Luca Cairoli, il Venerdì 8/3/2013, 8 marzo 2013
BUNDESLIGA LA LEZIONE TEDESCA? È UN CALCIO DI RIGORE
Comunque sia, Joseph Ratzinger tifa Bayern Monaco. Pep Guardiola anche. Già, il Bayern. Il club del presidente Karl-Heinz Rummenigge, ex interista, si è portato a casa l’allenatore più ambito d’Europa quando tutti erano convinti che Pep l’allenatore che ha «inventato» il Barcellona delle meraviglie scegliesse il campionato inglese. Una sorpresa? Fino a un certo punto. La scelta tedesca di Guardiola non è difficile da capire. Il Bayern (113 anni di vita, 22 scudetti, 15 coppe, 4 Champions) è la formazione più laureata di Germania. Chi governa il club, di pallone ne sa, e parecchio: Hoeness, Rummenigge e Sammer, tutti ex calciatori. L’ossatura della squadra è robusta. I campioni non mancano. Vedi Manuel Neuer, Arjen Robben, Frank Ribéry o Mario Gómez. Il vivaio è risorsa importante. Ma soprattutto c’è una situazione economica da far invidia a tutta Europa. Il Bayern Munchen, al giugno 2012, ha registrato un fatturato record di 332,2 milioni. Più 14 per cento rispetto all’anno precedente. Risultato: il Bayern, nella classifica dei club più ricchi del mondo, si piazza subito dietro Real Madrid, Barcellona e Manchester United. Con la piccola differenza che i club spagnoli e i Red Devils inglesi sono pieni di debiti mentre quella bavarese è una società sana che non smette di attrarre investitori. Adidas, Audi o Telekom sono fra i suoi sponsor. Ma il Bayern non è un caso isolalo. È tutta la Bundesliga ad essere come dice Christian Seifert della Lega tedesca «un modello di crescita di sano sviluppo». Un esempio anche per il malmesso calcio italiano.
In Germania, i conti tornano. Nella stagione 2011-2012 le diciotto squadre della massima divisione hanno raggiunto, prima volta nella loro storia, quota 2,081 miliardi di euro e registrato un utile di 55 milioni. Certo, anche qui l’indebitamento complessivo aumenta. Ma niente a che vedere con le cifre spaventose di Italia, Inghilterra o Spagna. «È ovunque lo stesso problema» spiega Holger Preuss, professore di economia dello Sport dell’Università di Magonza. «In Europa tutti i club per competere si assoggettano a una concorrenza spietata. Superano i loro budget e spendono ogni giorno di più per aggiudicarsi i migliori giocatori». Se nelle ultime 15 stagioni i ricavi dei cinque grandi campionati europei sono cresciuti del 243 per cento, la Germania ha aumentato i suoi del 293. L’Italia è ferma al 182 per cento. Dati che hanno proiettato la Bundesliga al secondo posto tra i campionati dell’Ue. Davanti, in termini di fatturato solo l’Inghilterra. Ma i record teutonici non si fermano qui. Il campionato tedesco, è leader mondiale negli introiti commerciali e nelle sponsorizzazioni: 816 milioni di euro. Fa il pieno di spettatori: 13 milioni l’anno scorso.

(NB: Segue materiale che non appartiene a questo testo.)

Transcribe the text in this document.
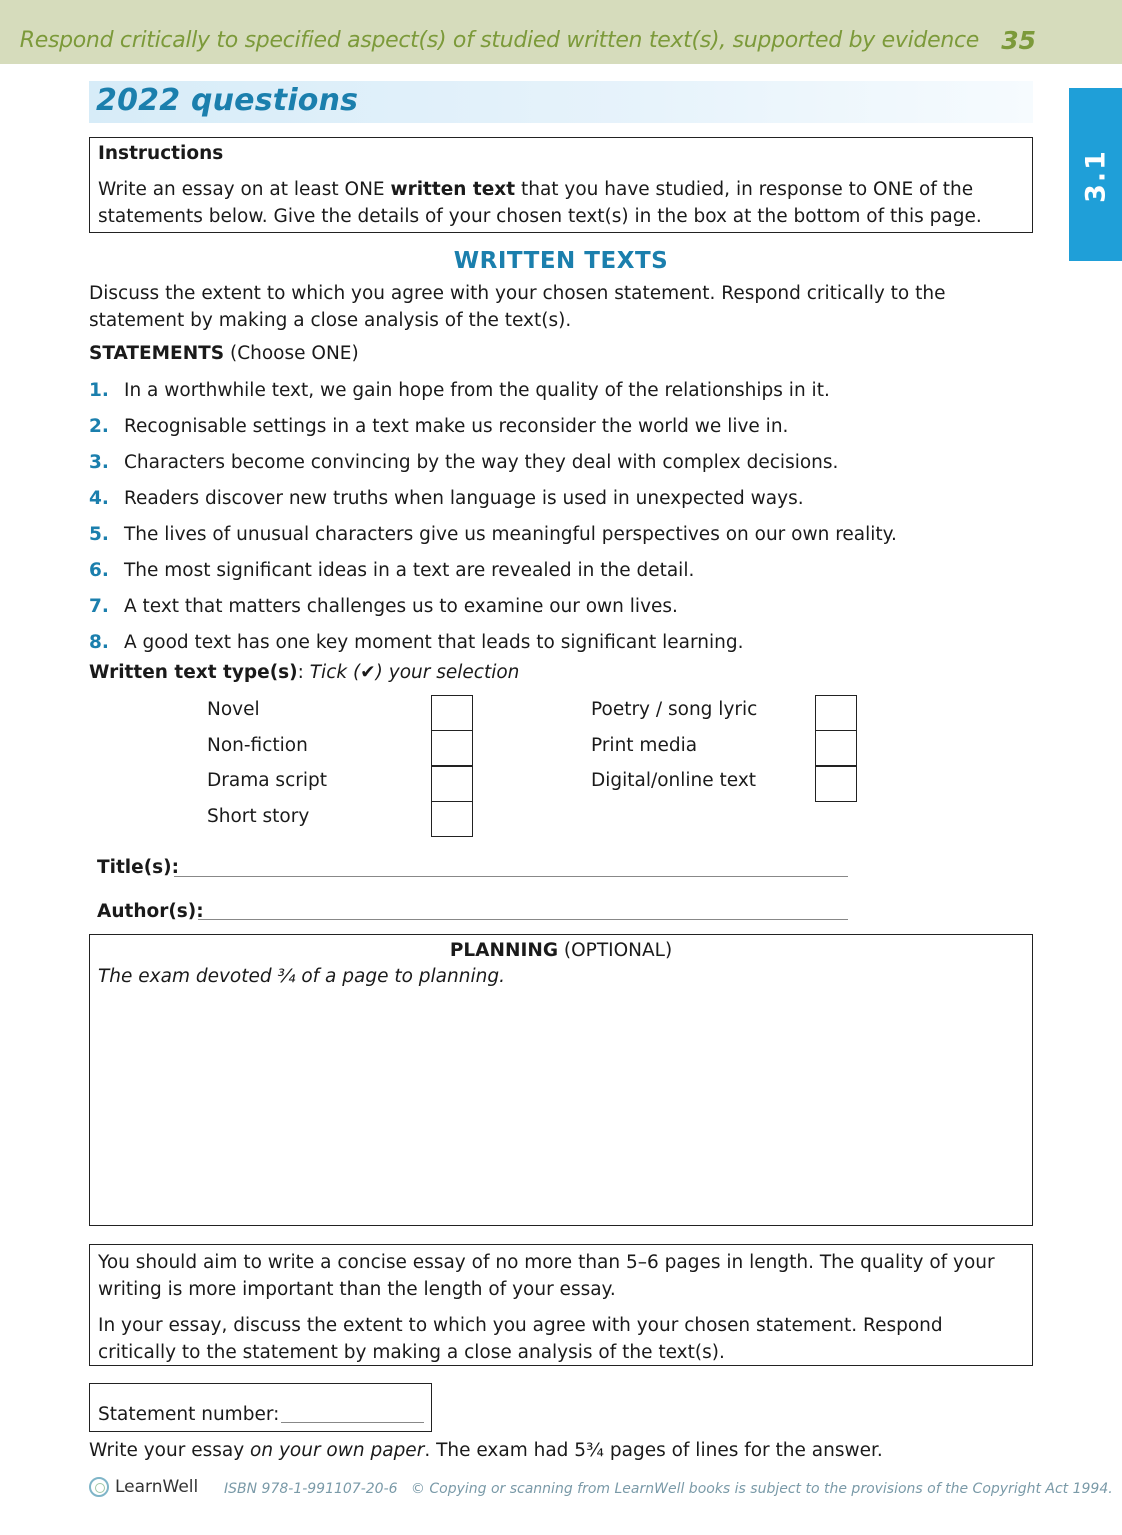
Respond critically to specified aspect(s) of studied written text(s), supported by evidence 35
3.1
2022 questions
Instructions
Write an essay on at least ONE written text that you have studied, in response to ONE of the statements below. Give the details of your chosen text(s) in the box at the bottom of this page.
WRITTEN TEXTS
Discuss the extent to which you agree with your chosen statement. Respond critically to the statement by making a close analysis of the text(s).
STATEMENTS (Choose ONE)
1. In a worthwhile text, we gain hope from the quality of the relationships in it.
2. Recognisable settings in a text make us reconsider the world we live in.
3. Characters become convincing by the way they deal with complex decisions.
4. Readers discover new truths when language is used in unexpected ways.
5. The lives of unusual characters give us meaningful perspectives on our own reality.
6. The most significant ideas in a text are revealed in the detail.
7. A text that matters challenges us to examine our own lives.
8. A good text has one key moment that leads to significant learning.
Written text type(s): Tick (✔) your selection
Novel
Non-fiction
Drama script
Short story
Poetry / song lyric
Print media
Digital/online text
Title(s):
Author(s):
PLANNING (OPTIONAL)
The exam devoted ¾ of a page to planning.

You should aim to write a concise essay of no more than 5–6 pages in length. The quality of your writing is more important than the length of your essay.

In your essay, discuss the extent to which you agree with your chosen statement. Respond critically to the statement by making a close analysis of the text(s).

Statement number:
Write your essay on your own paper. The exam had 5¾ pages of lines for the answer.
LearnWell ISBN 978-1-991107-20-6 © Copying or scanning from LearnWell books is subject to the provisions of the Copyright Act 1994.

E tutto ciò senza parlare di televisione, manna per il calcio europeo. Sky Deutschland, lo scorso agosto, si è aggiudicata i diritti tv battendo il gigante Deutsche TeIekom. Pagherà, a partire dal 2013/14, per quattro stagioni, 4,15 miliardi di euro per trasmettere le partite della Bundesliga e della seconda divisione. C’è da aggiungere che il campionato tedesco garantisce 40 mila posti di lavoro e produce introiti fiscali allo Stato per 719 milioni di euro l’anno. Perciò, Reinhard Rauball, presidente della Lega, può affermare: «L’espansione economica del nostro calcio è al servizio del bene comune». Come sono riusciti i tedeschi ad essere i primi della classe anche nel pallone? Grazie alla razionalizzazione delle risorse e a un controllo economico stretto. I club, ad esempio, devono dimostrare, prima dell’inizio di ogni stagione, risorse sufficienti per coprire i costi e in particolare quelli relativi a giocatori e personale. Ce l’hanno fatta perché nel campionato tedesco non sono ammesse le proprietà straniere di società calcistiche. Insomma i paperon de’ paperoni che comprano un club come fosse un nuovo yacht qui non sono consentiti. Perché come dicono gli economisti, l’ingresso di capitali stranieri, vedi Inghilterra, provoca una corsa all’inflazione dei prezzi. E poi gli stadi: moderni, funzionali, costruiti o rimessi a nuovo. Gli orari delle partite non sono disastrosi come in altri campionati e i prezzi dei biglietti sono ragionevoli. Senza contare gli investimenti in infrastrutture e programmi nazionali per vivai e scuole calcio. Insomma, si punta sul prodotto fatto in casa e sui giovani: l’età media della Bundesliga è di 25 anni contro il 27 dell’Italia. Ne viene fuori un campionato ben organizzato, equilibrato, competitivo. Basti pensare che negli ultimi dieci anni hanno vinto cinque squadre diverse (Bayern Monaco, Borussia Dortmund, Wolfsburg, Stoccarda e Werder Brema). Niente a che vedere con il modello spagnolo, una Liga ormai bipolare dove, da quasi dieci anni, o vince il Real Madrid o il Barcellona con trenta punti di vantaggio sul terzo classificato.
Qualche problemino però ce l’hanno pure in Germania: gli hooligan e la violenza. Gli scontri aumentano. E anche le contromisure: controlli all’entrata degli stadi, sorveglianza video, sanzioni più aspre. Provvedimenti che hanno portato gli ultras a scioperi del tifo e a scendere in piazza.
Gunter Gebauer, professore di Filosofia all’Institut für Sportwissenschaft, dell’Università di Hannover mette il dito nella piaga: «La tensione è alta. I tifosi vogliono il calcio vero, non vogliono andare allo stadio come all’opera. Per loro una partita non può essere soft: deve avere del condimento piccante. Mentre la Federazione vuole un prodotto depurato dalla violenza, vuole fare del calcio un evento culturale, uno spettacolo per famiglie». È anche in questa logica che forse si può leggere l’arrivo di Pep Guardiola, l’allenatore che porta quel tocco di glamour e di spettacolo che alla Germania ancora mancava.